Cocorico - Die kulturelle Ausnahme
Ein kabarettistisches Chansonprogramm
mit Marie Giroux und Stephan Ziron
Mein Gott, Frankreich! Muss Napoleons „grande nation“ eigentlich immer eine Extrawurst spielen und zur Wahrung seiner nationalen Identität die „Exception culturelle“, die kulturelle Ausnahme ausrufen? Gut, dieser Rivette-Film letztens auf der Berlinale, der war schon eine Ausnahme, nämlich ausnahmslos langweilig. Ja, die Geburtenraten sehen in Frankreich erfreulicher aus, es wird dort Eltern leichter gemacht, Beruf und Familie miteinander zu vereinbaren. Und die Haute-Couture, die Nouvelle vague, Champagner, Käse, Trüffel und Foie gras...

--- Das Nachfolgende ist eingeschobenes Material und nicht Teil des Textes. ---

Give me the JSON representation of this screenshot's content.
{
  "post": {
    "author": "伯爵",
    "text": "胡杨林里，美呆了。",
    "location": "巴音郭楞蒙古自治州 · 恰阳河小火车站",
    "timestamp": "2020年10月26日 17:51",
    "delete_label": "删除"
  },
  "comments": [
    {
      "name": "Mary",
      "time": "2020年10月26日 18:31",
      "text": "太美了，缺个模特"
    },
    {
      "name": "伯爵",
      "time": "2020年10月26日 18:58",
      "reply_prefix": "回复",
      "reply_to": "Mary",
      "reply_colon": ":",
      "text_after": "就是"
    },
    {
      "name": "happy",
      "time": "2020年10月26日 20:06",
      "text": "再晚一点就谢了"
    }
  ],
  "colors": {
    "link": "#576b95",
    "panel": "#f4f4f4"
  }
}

Nicht zu vergessen: das französische Chanson! Sagt Marie Giroux . Die ist Französin, aber sonst sehr charmant. Und da sie als gelernte Mezzosopranistin über eine klassisch geschulte Stimme verfügt, führt sie in ihrem Programm Cocorico – die kulturelle Ausnahme anschaulich den Beweis für ihre These: Französische Chansonniers sind besser. Bessere Komponisten, bessere Sänger und die besseren Verführer sowieso. Französische Männer haben nämlich Gefühl im Überschwang und bleiben dabei auf dem Teppich! Ja, mitunter mutieren sie sogar zum Bodenbelag, nämlich dem unter den Füßen der Geliebten, auf dem sie dann tanzen kann (in „Dansez sur moi“ von Claude Nougaro). Da muss Stephan Ziron , Giroux' deutscher Begleiter am Klavier, schon gegen halten. Bach oder Brel? Bruckner oder Brassens? Für Marie Giroux keine Frage. L’émotion c’est moi.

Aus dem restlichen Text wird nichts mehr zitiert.